Most of Comedy Matters is about celebs, and the comedy world, but I also want to include my own personal viewpoints on different subjects.  Subjects that are meaningful to me.  Like some schmuck who won’t stop kicking the back of your seat!  That drives me crazy!

Have you ever been in a theatre or at a talk or presentation of some kind and some idiot behind you keeps kicking your seat?  The first time, you just write if off. It can happen to anyone.  Just an accident.  Maybe even the second time, but by the third time you want to rip the guys leg off, and shove it up his ass.

How can’t you not notice that your foot is hitting something hard?  What are you fucking numb?  What did you go to a foot dentist, and get Novocaine injections into your feet, so they have no feeling?

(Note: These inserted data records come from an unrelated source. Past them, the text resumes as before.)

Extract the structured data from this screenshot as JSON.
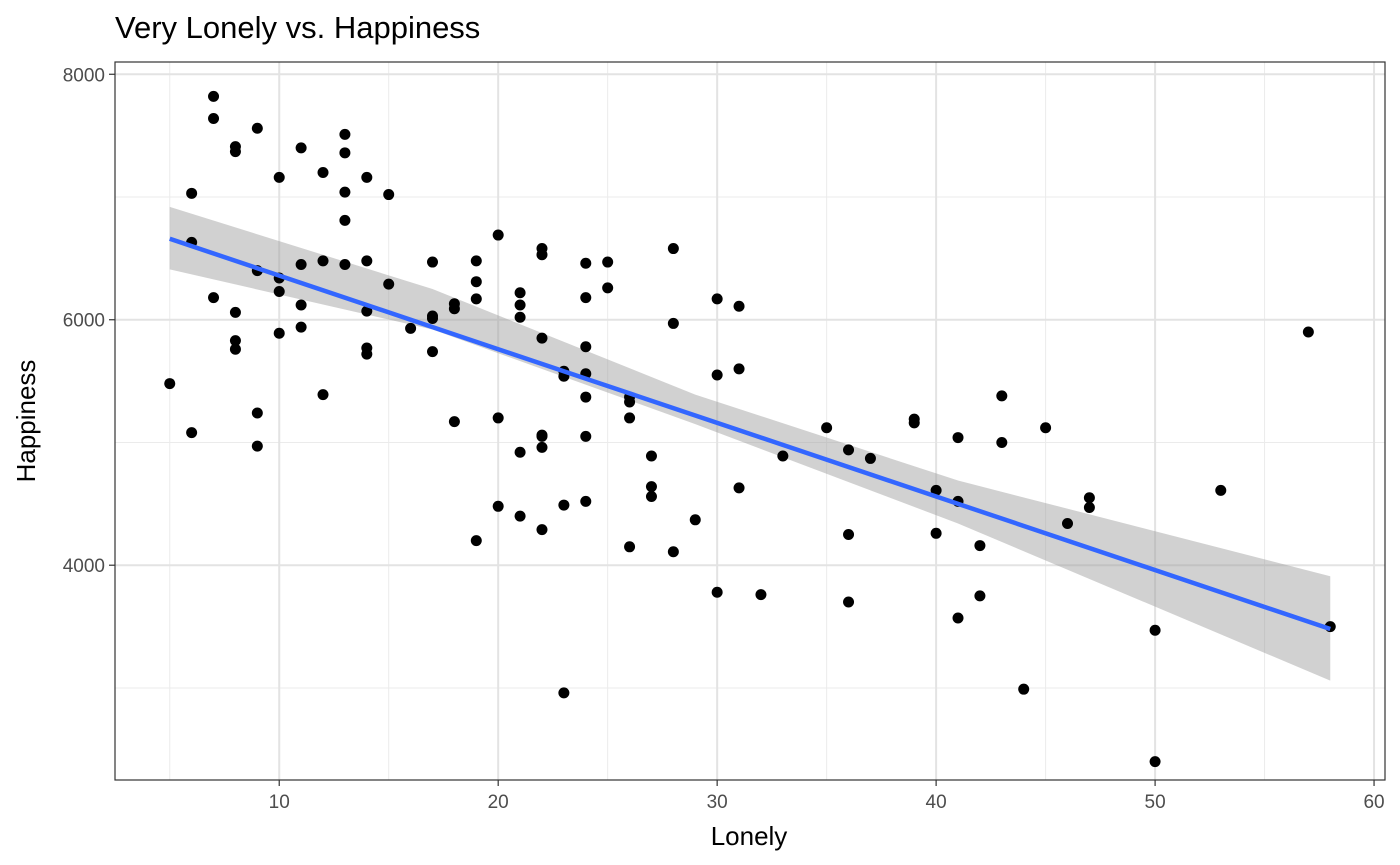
{
  "chart_data": {
    "type": "scatter",
    "title": "Very Lonely vs. Happiness",
    "xlabel": "Lonely",
    "ylabel": "Happiness",
    "xlim": [
      2.5,
      60.5
    ],
    "ylim": [
      2250,
      8100
    ],
    "x_ticks": [
      10,
      20,
      30,
      40,
      50,
      60
    ],
    "x_tick_labels": [
      "10",
      "20",
      "30",
      "40",
      "50",
      "60"
    ],
    "y_ticks": [
      4000,
      6000,
      8000
    ],
    "y_tick_labels": [
      "4000",
      "6000",
      "8000"
    ],
    "grid": true,
    "colors": {
      "points": "#000000",
      "trend_line": "#3366ff",
      "confidence_band": "#999999"
    },
    "points": [
      [
        5,
        5480
      ],
      [
        6,
        7030
      ],
      [
        6,
        6630
      ],
      [
        6,
        5080
      ],
      [
        7,
        7820
      ],
      [
        7,
        7640
      ],
      [
        7,
        6180
      ],
      [
        8,
        7410
      ],
      [
        8,
        7370
      ],
      [
        8,
        6060
      ],
      [
        8,
        5830
      ],
      [
        8,
        5760
      ],
      [
        9,
        7560
      ],
      [
        9,
        6400
      ],
      [
        9,
        5240
      ],
      [
        9,
        4970
      ],
      [
        10,
        7160
      ],
      [
        10,
        6340
      ],
      [
        10,
        6230
      ],
      [
        10,
        5890
      ],
      [
        11,
        7400
      ],
      [
        11,
        6450
      ],
      [
        11,
        6120
      ],
      [
        11,
        5940
      ],
      [
        12,
        7200
      ],
      [
        12,
        6480
      ],
      [
        12,
        5390
      ],
      [
        13,
        7510
      ],
      [
        13,
        7360
      ],
      [
        13,
        7040
      ],
      [
        13,
        6810
      ],
      [
        13,
        6450
      ],
      [
        14,
        7160
      ],
      [
        14,
        6480
      ],
      [
        14,
        6070
      ],
      [
        14,
        5770
      ],
      [
        14,
        5720
      ],
      [
        15,
        7020
      ],
      [
        15,
        6290
      ],
      [
        16,
        5930
      ],
      [
        17,
        6470
      ],
      [
        17,
        6030
      ],
      [
        17,
        6010
      ],
      [
        17,
        5740
      ],
      [
        18,
        6130
      ],
      [
        18,
        6090
      ],
      [
        18,
        5170
      ],
      [
        19,
        6480
      ],
      [
        19,
        6310
      ],
      [
        19,
        6170
      ],
      [
        19,
        4200
      ],
      [
        20,
        6690
      ],
      [
        20,
        5200
      ],
      [
        20,
        4480
      ],
      [
        21,
        6220
      ],
      [
        21,
        6120
      ],
      [
        21,
        6020
      ],
      [
        21,
        4920
      ],
      [
        21,
        4400
      ],
      [
        22,
        6580
      ],
      [
        22,
        6530
      ],
      [
        22,
        5850
      ],
      [
        22,
        5060
      ],
      [
        22,
        5050
      ],
      [
        22,
        4960
      ],
      [
        22,
        4290
      ],
      [
        23,
        5580
      ],
      [
        23,
        5540
      ],
      [
        23,
        4490
      ],
      [
        23,
        2960
      ],
      [
        24,
        6460
      ],
      [
        24,
        6180
      ],
      [
        24,
        5780
      ],
      [
        24,
        5560
      ],
      [
        24,
        5370
      ],
      [
        24,
        5050
      ],
      [
        24,
        4520
      ],
      [
        25,
        6470
      ],
      [
        25,
        6260
      ],
      [
        26,
        5370
      ],
      [
        26,
        5330
      ],
      [
        26,
        5200
      ],
      [
        26,
        4150
      ],
      [
        27,
        4890
      ],
      [
        27,
        4640
      ],
      [
        27,
        4560
      ],
      [
        28,
        6580
      ],
      [
        28,
        5970
      ],
      [
        28,
        4110
      ],
      [
        29,
        4370
      ],
      [
        30,
        6170
      ],
      [
        30,
        5550
      ],
      [
        30,
        3780
      ],
      [
        31,
        6110
      ],
      [
        31,
        5600
      ],
      [
        31,
        4630
      ],
      [
        32,
        3760
      ],
      [
        33,
        4890
      ],
      [
        35,
        5120
      ],
      [
        36,
        4940
      ],
      [
        36,
        4250
      ],
      [
        36,
        3700
      ],
      [
        37,
        4870
      ],
      [
        39,
        5190
      ],
      [
        39,
        5160
      ],
      [
        40,
        4610
      ],
      [
        40,
        4260
      ],
      [
        41,
        5040
      ],
      [
        41,
        4520
      ],
      [
        41,
        3570
      ],
      [
        42,
        4160
      ],
      [
        42,
        3750
      ],
      [
        43,
        5380
      ],
      [
        43,
        5000
      ],
      [
        44,
        2990
      ],
      [
        45,
        5120
      ],
      [
        46,
        4340
      ],
      [
        47,
        4550
      ],
      [
        47,
        4470
      ],
      [
        50,
        3470
      ],
      [
        50,
        2400
      ],
      [
        53,
        4610
      ],
      [
        57,
        5900
      ],
      [
        58,
        3500
      ]
    ],
    "trend_line": {
      "x": [
        5,
        58
      ],
      "y": [
        6660,
        3480
      ]
    },
    "confidence_band": {
      "x": [
        5,
        17,
        29,
        41,
        58
      ],
      "lower": [
        6410,
        5920,
        5150,
        4340,
        3060
      ],
      "upper": [
        6920,
        6250,
        5390,
        4690,
        3910
      ]
    }
  }
}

I say it’s impossible to keep kicking another person’s seat without realizing that you’re doing it.  You simply HAVE TO know that your foot is making contact with another object.  Unless you’re dead, no one can be that detached.

The thing is they just don’t care.  It’s self-centeredness, pure and simple.  I was at a meeting the other day, and trying to pay attention when the kicking started.  The first time I didn’t say anything.  Nor did I say anything the second time, but when it started happening with a kind of rhythym, as if he was keeping time to some imaginary song in his head, using the back of my seat as a drum pad, I turned my head sharply as if to scold the guy, ( and it’s usually a guy!) thinking he’d see my action and realize the error of his ways.

I got a glance at the schmuck.  He was tall, and thin, with a very strange look on his face, and was sitting in his seat at a weird angle,  like a woman with one leg dangling over the other, the way most men can’t do because they have “an appendage” in the way.  Not this guy.  He didn’t seem to have that problem.

He was sitting there, as I said, on this weird kind of an angle, as if he was the tallest man in the world, and just couldn’t possibly fit his immense frame into the confines of the space of just one seat.

He had to branch out into other people’s spaces, while making little kicking motions with his foot, that ended up on the back of my chair.  Finally when I could take it no more, I turned to him and said directly into his face, ” Can you PLEASE stop kicking my seat?”

He made some kind of conciliatory expression as if I was asking too much of him, but he’d try his best to comply with my outrageous demand. It absolutely infuriates me that someone can be so callous, and so fucking numb that they can’t tell what an enormous bother they’re being to someone else.

I pictured myself having a long sword and turning around and saying,” I know and appreciate the fact that you’re very tall, but if you kick my seat one more time, I’m gonna chop off you’re fucking leg, you dweeb!

The whole rest of the meeting I was on edge expecting him to kick it again, and thinking of what I would do if he did, because after all he WAS the tallest man in the world, and a regular person’s space could not possibly be enough for him, but then as the meeting ended, and there were no more kicks, I felt vindicated, only to get up and see that the reason there were no more kicks was because he had left early, and took his numb fucking leg with him.